Photo: QuinnipiacBobcats.com

Quinnipiac cheer team at USA Wildcat Cheer and Dance Challenge in March.

Nancy Hogshead-Makar, legal adviser for the Women’s Sports Foundation and professor at Florida Coastal School of Law, had a markedly different take. She argued that those institutions with competitive cheerleading squads are now open potentially open to lawsuits if, for example, there are women’s club teams “waiting in the wings” that have been denied in recent years because their institutions maintained that they already met Title IX requirements. The fact that those institutions may now have 30 or so fewer competitive cheerleaders in their gender equity counts, she added, makes a significant difference.

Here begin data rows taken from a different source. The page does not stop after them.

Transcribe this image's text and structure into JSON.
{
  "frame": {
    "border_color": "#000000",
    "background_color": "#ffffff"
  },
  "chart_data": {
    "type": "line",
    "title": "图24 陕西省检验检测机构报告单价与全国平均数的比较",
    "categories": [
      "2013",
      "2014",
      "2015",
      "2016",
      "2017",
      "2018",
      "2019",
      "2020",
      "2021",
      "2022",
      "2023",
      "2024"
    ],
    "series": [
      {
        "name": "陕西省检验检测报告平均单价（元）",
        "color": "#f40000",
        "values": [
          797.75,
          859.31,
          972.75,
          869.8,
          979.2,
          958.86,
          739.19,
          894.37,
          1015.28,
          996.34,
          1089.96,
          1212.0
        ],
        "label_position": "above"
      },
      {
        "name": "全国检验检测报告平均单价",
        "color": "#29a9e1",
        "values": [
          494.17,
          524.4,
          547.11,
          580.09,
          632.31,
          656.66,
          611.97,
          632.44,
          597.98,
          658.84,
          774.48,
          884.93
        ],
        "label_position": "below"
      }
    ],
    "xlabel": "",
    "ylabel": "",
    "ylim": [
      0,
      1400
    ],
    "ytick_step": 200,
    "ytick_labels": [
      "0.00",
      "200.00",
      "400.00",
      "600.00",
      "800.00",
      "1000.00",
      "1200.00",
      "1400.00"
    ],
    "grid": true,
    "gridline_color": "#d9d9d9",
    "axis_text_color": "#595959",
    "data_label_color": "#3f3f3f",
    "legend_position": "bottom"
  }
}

“They should make [competitive cheerleading] a [junior varsity] sport until it generates enough support to make it a genuine sport,” Hogshead-Makar said. “Then, it’ll either take off or it won’t. There’s some enormous unmet need for athletics experiences out there.”

Erin Buzuvis, associate professor at Western New England College School of Law and co-founder of The Title IX Blog, said she was not surprised by Underhill’s decision, noting that she thought it would most likely prove a neutral influence on the growth of intercollegiate competitive cheerleading.

“I think schools that genuinely see interest in competitive cheer and want to add it in the short term will be just as likely do so,” Buzuvis said. “At the moment, they can add it, but they shouldn’t expect it to count [for Title IX].”